Optionally, a task can include a list of files
to be sent along with the prompt:
- files: A list of files to attach to the prompt. Each file entry defines the following properties:
- name: A unique name for the file, used for reference within the prompt if needed.
- uri: The path or URI to the file. Local file paths and remote HTTP/HTTPS URLs are supported. The file content will be downloaded and sent with the request.
- type: The MIME type of the file (e.g.,
image/png
,image/jpeg
).
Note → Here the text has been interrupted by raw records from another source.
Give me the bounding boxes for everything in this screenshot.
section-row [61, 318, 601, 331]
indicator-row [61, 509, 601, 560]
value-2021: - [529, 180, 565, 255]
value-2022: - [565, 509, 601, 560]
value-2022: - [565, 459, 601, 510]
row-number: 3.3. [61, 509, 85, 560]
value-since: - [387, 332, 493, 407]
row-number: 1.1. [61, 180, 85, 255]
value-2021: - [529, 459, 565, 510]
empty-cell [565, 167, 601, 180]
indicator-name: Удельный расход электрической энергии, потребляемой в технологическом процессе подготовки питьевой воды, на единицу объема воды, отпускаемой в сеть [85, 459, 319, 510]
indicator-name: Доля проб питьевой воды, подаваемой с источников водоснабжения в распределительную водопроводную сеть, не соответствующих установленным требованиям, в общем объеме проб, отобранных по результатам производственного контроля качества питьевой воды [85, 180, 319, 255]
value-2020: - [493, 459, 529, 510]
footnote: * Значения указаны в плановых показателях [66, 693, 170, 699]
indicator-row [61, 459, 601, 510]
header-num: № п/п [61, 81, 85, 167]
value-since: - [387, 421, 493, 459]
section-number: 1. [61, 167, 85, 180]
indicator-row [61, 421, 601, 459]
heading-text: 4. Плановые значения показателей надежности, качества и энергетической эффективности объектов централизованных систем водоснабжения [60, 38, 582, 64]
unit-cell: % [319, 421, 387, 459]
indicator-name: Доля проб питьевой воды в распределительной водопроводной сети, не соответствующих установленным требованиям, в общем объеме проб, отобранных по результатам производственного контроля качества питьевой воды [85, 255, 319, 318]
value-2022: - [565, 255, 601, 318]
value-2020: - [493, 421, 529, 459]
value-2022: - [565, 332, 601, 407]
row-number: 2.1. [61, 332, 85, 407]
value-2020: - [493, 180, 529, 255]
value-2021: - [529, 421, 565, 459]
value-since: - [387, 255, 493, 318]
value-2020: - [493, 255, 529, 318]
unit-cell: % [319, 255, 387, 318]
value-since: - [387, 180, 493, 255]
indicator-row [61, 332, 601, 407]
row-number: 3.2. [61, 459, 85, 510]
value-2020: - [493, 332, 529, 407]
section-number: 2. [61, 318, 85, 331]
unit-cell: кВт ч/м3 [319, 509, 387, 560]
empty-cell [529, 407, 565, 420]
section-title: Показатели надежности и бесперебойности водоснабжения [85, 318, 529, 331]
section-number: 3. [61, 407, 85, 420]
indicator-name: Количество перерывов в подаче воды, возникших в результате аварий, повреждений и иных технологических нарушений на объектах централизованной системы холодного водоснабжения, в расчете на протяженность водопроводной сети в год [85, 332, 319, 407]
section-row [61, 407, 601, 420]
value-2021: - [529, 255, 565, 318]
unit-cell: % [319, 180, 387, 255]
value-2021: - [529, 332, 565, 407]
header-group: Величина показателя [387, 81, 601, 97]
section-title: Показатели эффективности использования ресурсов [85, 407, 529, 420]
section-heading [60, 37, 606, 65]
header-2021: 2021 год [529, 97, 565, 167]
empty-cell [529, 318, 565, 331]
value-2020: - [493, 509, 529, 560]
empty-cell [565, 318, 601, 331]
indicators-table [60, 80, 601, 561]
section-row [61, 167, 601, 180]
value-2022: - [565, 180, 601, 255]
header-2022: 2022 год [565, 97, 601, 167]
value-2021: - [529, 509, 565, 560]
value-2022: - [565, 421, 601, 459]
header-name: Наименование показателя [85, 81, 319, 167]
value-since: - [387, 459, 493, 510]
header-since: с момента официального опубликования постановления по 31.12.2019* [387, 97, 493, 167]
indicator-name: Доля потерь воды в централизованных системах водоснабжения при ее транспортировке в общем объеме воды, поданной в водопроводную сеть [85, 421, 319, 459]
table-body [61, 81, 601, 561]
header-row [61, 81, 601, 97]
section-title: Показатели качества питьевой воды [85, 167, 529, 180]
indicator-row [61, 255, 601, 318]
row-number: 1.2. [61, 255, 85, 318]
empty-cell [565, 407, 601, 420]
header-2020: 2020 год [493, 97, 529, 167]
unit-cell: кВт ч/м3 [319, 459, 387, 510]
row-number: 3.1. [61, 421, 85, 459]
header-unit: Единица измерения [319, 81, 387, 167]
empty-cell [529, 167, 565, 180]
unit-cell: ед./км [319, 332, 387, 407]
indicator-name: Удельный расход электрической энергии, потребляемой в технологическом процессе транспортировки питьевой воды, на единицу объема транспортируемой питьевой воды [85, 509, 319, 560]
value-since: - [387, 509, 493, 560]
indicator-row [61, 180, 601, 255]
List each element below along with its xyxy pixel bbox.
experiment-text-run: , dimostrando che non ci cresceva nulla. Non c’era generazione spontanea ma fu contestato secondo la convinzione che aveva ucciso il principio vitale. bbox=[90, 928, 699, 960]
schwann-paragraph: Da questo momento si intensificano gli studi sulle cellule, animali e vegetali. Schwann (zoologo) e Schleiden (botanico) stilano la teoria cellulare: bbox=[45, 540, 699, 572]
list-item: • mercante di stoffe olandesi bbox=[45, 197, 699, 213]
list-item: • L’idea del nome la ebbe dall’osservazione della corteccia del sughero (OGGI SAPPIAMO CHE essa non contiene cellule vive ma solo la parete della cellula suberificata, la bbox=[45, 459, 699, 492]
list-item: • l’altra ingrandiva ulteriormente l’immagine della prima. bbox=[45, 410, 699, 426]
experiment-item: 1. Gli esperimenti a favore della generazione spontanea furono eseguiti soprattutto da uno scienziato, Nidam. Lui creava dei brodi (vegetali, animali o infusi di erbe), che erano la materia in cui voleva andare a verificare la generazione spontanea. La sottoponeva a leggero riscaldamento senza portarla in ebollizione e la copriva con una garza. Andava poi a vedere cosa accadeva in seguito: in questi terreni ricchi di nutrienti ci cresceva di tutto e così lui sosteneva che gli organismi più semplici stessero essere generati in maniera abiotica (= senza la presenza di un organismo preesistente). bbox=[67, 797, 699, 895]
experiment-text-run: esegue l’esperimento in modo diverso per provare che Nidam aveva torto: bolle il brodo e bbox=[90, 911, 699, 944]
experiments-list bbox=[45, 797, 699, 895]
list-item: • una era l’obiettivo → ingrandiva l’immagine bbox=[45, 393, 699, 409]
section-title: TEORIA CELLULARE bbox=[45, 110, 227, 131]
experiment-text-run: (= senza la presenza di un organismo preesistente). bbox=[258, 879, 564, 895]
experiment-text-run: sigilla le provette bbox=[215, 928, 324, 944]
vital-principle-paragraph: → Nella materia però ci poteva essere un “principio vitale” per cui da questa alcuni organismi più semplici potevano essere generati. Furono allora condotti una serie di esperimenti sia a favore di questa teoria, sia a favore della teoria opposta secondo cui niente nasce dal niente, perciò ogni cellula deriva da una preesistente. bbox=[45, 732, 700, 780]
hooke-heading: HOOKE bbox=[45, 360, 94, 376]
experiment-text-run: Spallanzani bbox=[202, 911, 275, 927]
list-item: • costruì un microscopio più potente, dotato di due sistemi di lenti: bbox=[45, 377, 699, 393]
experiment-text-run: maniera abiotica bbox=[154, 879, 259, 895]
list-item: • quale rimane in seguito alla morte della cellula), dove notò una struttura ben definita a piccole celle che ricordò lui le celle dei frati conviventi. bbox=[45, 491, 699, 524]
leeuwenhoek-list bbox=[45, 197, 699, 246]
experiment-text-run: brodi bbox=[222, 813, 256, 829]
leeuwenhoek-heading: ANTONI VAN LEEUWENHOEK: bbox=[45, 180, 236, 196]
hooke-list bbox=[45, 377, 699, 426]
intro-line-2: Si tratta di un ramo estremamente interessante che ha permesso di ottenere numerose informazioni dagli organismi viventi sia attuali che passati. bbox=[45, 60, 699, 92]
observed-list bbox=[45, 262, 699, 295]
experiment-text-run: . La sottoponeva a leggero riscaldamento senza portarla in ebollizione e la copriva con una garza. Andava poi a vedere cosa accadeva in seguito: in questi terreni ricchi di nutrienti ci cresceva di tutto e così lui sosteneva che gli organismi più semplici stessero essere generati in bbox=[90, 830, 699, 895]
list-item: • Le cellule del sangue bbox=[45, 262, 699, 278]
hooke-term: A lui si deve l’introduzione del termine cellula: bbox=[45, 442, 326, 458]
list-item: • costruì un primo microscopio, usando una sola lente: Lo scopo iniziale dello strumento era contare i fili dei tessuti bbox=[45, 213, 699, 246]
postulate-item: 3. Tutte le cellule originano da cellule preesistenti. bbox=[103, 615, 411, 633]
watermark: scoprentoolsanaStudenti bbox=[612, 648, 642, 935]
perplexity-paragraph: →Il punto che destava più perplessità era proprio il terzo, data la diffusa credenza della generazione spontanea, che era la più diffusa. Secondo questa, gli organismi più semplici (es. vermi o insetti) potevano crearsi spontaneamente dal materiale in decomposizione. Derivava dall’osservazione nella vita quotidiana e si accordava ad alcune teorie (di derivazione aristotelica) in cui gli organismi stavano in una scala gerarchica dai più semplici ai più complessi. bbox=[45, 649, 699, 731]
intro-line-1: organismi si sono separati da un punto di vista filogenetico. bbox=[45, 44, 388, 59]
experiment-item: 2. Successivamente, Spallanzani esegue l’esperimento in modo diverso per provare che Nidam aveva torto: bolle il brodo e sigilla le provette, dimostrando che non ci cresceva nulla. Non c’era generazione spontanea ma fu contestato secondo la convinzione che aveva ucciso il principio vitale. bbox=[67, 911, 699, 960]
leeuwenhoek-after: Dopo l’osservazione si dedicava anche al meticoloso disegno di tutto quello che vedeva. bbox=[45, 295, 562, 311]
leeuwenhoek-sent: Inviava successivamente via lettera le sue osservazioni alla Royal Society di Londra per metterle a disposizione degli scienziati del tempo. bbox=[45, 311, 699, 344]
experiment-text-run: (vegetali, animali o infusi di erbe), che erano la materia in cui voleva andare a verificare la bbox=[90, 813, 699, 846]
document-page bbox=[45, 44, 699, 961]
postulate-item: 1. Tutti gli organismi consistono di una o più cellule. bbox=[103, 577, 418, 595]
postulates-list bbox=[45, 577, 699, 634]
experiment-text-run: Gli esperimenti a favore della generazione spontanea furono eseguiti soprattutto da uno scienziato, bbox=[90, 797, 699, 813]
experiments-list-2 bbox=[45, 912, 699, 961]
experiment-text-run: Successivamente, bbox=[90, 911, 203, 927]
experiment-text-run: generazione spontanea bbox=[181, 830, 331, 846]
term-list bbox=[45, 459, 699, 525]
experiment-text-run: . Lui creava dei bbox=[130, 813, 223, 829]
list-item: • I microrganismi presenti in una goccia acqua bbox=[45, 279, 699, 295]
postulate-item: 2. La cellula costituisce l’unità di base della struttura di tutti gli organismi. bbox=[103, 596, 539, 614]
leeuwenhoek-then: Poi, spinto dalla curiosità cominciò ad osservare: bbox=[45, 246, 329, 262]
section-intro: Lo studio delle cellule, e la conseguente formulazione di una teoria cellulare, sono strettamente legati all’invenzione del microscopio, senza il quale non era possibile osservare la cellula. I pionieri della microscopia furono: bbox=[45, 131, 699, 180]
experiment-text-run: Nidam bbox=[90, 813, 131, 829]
If omitted, the tool will attempt to infer the type based on the file extension or content.
Note
If a task includes files, it will be skipped for any provider configuration that does not support file uploads or does not support the specific file type.
Note
Currently supported image types include: image/jpeg
, image/jpg
, image/png
, image/gif
, image/webp
. Support may vary by provider.
Note
Currently, the letter-case is ignored when comparing the final answer to the expected-result
.
Tip
To disable all tasks by default, set disabled: true
in the task-config
section.
An individual task can override this by setting disabled: false
(e.g. to enable just that one task).
A sample task from tasks.yaml
:
# tasks.yaml
task-config:
disabled: true
tasks:
- name: "riddle - split words - v1"
disabled: false
prompt: |-
There are four 8-letter words (animals) that have been split into 2-letter pieces.
Find these four words by putting appropriate pieces back together:
RR TE KA DG EH AN SQ EL UI OO HE LO AR PE NG OG
response-result-format: |-
list of words in alphabetical order separated by ", "
expected-result: |-
ANTELOPE, HEDGEHOG, KANGAROO, SQUIRREL
- name: "visual - shapes - v1"
prompt: |-
The attached picture contains various shapes marked by letters.
It also contains a set of same shapes that have been rotated marked by numbers.
Your task is to find all matching pairs.
response-result-format: |-
<shape number>: <shape letter> pairs separated by ", " and ordered by shape number
expected-result: |-
1: G, 2: F, 3: B, 4: A, 5: C, 6: D, 7: E
files:
- name: "picture"
uri: "./taskdata/visual-shapes-v1.png"
type: "image/png"
mindtrial [options] [command]
Commands:
run Start the trials
help Show help
version Show version
Options:
--config string Configuration file path (default: config.yaml)
--tasks string Task definitions file path
--output-dir string Results output directory
--output-basename string Base filename for results; replace if exists; blank = stdout
--html Generate HTML output (default: true)
--csv Generate CSV output (default: false)
--log string Log file path; append if exists; blank = stdout
--verbose Enable detailed logging
--debug Enable low-level debug logging (implies --verbose)
--interactive Enable interactive interface for run configuration, and real-time progress monitoring (default: false)
Contributions are welcome! Please review our CONTRIBUTING.md guidelines for more details.
Clone the repository and install dependencies:
git clone https://github.com/petmal/mindtrial.git
cd mindtrial
go mod download
Execute the unit tests with:
go test -tags=test -race -v ./...
/
├── cmd/
│ └── mindtrial/ # Command-line interface and main entry point
│ └── tui/ # Terminal-based UI and interactive mode functionality
├── config/ # Data models and management for configuration and task definitions
├── formatters/ # Output formatting for results
├── pkg/ # Shared packages and utilities
├── providers/ # AI model service provider connectors
├── runners/ # Task execution and result aggregation
└── version/ # Application metadata
This project is licensed under the Mozilla Public License 2.0 - see the LICENSE file for details.